I'm unable to understand what you are arguing for, or why you closed this issue. Can you explain a bit more? It is perfectly fine with me if tsdfx is supposed to die when autofs is restarted, but we should make that a concious choice and document it if that is the case. It was a surprise to me when we ran into the problem, and I hope there is a better way to handle it.

Happy hacking Petter Reinholdtsen

dag-erling commented 8 years ago

The issue of tsdfx occasionally dying after reloading the map file was fixed in #72.

The “dead scan task” issue which was worked around by periodically restarting tsdfx was fixed in #76 and #81. You should stop periodically restarting tsdfx, as doing so interferes with proper scheduling of scan and copy tasks and will result in CPU and I/O spikes.

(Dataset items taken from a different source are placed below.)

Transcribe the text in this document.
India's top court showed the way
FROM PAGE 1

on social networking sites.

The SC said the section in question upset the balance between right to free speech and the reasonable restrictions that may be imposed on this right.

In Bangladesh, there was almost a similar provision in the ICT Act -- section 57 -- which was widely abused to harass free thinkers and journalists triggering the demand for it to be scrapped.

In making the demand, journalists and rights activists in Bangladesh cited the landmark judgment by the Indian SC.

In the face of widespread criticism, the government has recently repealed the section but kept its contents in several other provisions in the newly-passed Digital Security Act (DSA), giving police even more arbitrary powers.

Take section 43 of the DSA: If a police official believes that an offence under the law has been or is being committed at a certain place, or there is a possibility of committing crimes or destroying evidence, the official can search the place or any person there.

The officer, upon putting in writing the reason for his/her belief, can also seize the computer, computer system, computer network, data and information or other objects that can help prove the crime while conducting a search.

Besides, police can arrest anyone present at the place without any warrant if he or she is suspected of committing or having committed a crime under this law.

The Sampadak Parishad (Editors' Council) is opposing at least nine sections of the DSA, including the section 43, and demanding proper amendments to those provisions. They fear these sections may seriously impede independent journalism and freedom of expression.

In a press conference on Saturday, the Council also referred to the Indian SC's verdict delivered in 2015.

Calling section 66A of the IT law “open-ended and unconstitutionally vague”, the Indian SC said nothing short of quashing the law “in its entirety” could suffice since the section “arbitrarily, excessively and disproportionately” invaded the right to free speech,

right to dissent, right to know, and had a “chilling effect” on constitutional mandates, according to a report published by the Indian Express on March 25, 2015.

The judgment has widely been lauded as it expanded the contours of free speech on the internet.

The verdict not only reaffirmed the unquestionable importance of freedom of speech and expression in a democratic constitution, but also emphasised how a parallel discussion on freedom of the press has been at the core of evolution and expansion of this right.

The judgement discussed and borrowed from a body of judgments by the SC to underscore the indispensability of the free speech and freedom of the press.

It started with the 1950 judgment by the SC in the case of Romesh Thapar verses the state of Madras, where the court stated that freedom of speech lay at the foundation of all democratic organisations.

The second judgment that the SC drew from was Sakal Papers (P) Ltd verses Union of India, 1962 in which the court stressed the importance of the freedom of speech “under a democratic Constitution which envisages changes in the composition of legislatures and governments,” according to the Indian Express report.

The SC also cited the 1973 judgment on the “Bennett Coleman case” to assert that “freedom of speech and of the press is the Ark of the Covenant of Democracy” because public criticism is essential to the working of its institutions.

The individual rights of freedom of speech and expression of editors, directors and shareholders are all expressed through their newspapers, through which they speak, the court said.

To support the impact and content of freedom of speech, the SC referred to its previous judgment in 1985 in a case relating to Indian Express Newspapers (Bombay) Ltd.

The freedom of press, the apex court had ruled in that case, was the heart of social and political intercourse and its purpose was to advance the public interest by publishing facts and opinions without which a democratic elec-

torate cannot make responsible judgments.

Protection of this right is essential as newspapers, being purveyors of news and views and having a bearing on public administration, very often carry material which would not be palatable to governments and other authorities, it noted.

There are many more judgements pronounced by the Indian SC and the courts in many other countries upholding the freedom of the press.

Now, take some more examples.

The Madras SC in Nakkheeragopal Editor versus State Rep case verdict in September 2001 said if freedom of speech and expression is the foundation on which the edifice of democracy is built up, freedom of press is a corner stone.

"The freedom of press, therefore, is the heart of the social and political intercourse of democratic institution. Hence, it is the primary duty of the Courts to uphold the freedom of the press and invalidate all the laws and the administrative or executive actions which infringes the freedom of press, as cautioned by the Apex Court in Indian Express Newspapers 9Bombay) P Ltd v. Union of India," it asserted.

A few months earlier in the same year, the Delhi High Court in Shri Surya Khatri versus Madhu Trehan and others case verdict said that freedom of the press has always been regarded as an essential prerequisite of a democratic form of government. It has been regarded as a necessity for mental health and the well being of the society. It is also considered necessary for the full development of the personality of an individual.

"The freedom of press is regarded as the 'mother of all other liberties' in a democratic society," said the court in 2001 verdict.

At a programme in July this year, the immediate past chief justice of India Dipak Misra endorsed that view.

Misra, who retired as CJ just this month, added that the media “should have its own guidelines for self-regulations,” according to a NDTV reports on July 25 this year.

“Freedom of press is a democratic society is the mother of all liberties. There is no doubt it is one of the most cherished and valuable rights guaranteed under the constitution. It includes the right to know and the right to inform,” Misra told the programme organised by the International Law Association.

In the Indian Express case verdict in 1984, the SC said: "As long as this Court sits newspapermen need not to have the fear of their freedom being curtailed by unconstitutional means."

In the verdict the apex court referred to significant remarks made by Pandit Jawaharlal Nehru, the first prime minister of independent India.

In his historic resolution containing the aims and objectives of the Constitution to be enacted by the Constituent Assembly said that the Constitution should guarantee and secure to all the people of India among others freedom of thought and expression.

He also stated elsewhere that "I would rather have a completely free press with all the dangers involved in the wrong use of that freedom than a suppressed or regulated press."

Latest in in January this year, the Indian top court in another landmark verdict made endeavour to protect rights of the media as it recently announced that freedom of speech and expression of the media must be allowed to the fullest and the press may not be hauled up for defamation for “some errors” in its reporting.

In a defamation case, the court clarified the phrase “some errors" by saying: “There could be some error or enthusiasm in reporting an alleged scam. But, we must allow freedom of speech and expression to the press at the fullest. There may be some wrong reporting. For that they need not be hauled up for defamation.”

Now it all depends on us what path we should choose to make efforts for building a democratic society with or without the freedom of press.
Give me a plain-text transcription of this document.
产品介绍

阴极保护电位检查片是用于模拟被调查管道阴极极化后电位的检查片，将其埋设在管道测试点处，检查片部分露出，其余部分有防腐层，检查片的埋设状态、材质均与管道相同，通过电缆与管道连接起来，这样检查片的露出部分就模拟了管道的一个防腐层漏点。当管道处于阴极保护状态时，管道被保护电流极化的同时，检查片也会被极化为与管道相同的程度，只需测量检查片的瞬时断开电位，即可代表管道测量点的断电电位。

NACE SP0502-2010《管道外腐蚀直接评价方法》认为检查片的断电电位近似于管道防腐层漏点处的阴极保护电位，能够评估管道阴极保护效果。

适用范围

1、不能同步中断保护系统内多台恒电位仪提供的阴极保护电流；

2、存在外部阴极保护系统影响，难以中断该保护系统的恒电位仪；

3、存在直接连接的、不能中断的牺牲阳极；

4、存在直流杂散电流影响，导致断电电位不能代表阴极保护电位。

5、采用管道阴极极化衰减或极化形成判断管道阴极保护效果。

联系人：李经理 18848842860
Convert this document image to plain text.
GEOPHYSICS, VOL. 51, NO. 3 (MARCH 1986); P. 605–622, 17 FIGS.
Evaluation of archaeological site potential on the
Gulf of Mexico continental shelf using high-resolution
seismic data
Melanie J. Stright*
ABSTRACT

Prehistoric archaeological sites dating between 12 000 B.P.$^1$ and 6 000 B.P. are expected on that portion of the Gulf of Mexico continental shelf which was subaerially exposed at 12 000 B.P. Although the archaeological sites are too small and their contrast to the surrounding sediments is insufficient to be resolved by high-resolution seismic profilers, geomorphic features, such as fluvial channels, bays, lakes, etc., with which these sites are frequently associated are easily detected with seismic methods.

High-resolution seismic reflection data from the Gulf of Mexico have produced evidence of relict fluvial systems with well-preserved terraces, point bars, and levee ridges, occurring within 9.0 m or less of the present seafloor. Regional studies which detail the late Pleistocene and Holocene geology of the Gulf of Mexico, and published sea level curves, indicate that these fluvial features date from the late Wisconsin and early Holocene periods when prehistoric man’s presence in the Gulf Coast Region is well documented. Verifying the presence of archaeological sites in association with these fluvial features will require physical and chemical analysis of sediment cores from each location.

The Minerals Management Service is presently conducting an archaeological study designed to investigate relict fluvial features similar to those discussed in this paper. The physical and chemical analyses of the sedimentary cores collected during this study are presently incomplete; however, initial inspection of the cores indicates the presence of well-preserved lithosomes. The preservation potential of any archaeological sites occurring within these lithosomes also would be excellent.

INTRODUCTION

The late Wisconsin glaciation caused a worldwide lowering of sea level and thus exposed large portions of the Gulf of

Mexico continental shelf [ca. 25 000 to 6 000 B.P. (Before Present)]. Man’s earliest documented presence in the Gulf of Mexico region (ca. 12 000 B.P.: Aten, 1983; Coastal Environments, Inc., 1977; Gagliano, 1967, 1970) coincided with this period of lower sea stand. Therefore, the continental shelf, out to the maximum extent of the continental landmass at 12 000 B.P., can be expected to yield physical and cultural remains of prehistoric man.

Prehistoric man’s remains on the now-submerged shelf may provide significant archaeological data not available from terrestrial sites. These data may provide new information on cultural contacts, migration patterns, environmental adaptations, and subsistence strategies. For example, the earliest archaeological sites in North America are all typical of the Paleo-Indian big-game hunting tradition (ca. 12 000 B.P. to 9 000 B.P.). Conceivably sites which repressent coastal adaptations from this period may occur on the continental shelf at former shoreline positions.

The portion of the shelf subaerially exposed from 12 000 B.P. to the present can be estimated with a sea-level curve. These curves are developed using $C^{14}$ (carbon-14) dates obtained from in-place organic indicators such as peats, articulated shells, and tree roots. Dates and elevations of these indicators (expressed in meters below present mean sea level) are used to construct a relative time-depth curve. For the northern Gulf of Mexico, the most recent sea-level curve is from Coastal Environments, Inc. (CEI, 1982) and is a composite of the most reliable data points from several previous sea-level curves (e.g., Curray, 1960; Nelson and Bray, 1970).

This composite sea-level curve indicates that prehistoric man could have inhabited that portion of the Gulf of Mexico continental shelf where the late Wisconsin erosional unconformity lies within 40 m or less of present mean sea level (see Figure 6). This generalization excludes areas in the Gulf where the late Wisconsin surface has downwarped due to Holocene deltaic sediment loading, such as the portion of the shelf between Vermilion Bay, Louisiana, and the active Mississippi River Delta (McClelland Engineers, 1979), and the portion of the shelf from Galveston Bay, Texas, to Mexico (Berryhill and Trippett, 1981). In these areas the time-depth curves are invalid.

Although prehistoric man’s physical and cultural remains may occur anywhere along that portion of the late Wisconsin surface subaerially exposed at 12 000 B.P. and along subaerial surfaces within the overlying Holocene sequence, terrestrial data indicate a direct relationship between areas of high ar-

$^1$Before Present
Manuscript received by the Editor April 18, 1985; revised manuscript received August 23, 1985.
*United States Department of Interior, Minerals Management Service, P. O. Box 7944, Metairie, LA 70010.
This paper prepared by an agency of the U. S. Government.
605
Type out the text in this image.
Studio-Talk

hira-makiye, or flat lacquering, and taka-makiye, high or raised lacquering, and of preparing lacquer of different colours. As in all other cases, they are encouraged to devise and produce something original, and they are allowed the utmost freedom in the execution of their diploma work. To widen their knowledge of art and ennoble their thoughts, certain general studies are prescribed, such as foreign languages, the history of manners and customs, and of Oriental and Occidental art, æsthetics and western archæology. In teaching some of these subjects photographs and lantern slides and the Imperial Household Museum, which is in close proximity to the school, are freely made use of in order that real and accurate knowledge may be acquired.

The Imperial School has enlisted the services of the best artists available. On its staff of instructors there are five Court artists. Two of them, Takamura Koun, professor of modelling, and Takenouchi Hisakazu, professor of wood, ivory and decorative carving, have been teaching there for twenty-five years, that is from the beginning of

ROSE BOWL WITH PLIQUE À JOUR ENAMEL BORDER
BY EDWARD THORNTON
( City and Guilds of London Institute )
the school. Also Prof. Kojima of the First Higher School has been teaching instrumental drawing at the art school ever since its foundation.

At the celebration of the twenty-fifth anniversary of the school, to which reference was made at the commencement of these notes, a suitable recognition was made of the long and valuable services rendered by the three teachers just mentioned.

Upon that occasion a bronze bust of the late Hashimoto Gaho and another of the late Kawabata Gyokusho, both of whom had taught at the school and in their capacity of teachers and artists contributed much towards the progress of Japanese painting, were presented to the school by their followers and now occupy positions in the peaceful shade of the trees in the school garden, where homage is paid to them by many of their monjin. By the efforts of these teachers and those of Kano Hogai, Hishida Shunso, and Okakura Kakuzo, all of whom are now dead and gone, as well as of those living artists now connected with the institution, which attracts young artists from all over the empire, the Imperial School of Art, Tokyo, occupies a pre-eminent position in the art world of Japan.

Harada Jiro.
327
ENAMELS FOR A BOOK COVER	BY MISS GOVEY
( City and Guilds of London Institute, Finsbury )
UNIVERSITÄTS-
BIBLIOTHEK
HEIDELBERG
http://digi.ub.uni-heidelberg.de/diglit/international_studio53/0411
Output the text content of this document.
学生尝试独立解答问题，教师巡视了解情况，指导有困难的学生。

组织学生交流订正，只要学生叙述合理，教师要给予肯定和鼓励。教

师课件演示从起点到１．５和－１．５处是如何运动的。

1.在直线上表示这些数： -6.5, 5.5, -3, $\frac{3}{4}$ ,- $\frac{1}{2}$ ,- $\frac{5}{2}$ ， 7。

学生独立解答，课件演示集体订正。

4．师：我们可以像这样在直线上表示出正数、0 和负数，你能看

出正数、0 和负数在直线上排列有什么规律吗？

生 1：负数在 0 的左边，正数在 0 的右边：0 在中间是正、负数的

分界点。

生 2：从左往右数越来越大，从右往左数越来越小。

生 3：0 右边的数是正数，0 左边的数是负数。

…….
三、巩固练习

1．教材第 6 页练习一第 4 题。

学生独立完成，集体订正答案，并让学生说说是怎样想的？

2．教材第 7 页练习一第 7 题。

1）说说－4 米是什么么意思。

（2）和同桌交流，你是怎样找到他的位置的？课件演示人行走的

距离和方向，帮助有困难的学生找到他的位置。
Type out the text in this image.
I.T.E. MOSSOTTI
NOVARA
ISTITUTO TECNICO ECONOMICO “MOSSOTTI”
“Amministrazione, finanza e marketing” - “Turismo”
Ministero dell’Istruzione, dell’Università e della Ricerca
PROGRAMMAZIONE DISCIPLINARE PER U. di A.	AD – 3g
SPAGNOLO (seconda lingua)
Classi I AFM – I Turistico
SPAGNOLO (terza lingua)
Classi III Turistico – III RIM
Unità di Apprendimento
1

Your claim that tsdfx exits on reload if a directory listed in the map file does not exist is false. You admitted to not having any evidence, beyond vague recollection, of it actually occurring. If you do come across tangible evidence, please open a new issue with a relevant title and description.

petterreinholdtsen commented 8 years ago

Right. Then I understand your view on your fellow developers and this issue, and it make me sad.

Anyway, I've reverted the workaround on the tsdfx server, making it only restart autofs and not tsdfx at night, to trigger the problem again and allow us to collect the log entries I saw earlier.

Happy hacking Petter Reinholdtsen

petterreinholdtsen commented 8 years ago

[Petter Reinholdtsen]

Anyway, I've reverted the workaround on the tsdfx server, making it only restart autofs and not tsdfx at night, to trigger the problem again and allow us to collect the log entries I saw earlier.

The server died 01:30 on Saturday. The log is too long and contain too many details about project file names for me to place it here. The last 1.5 hour before the crash is stored in 20160409-tsdfx-crash-log.txt on the tsdfx server.

I've reinserted the workaround (ie tsdfx stop, autofs restart; tsdfx start) again to avoid the crash until we figure out what is going on.

Happy hacking Petter Reinholdtsen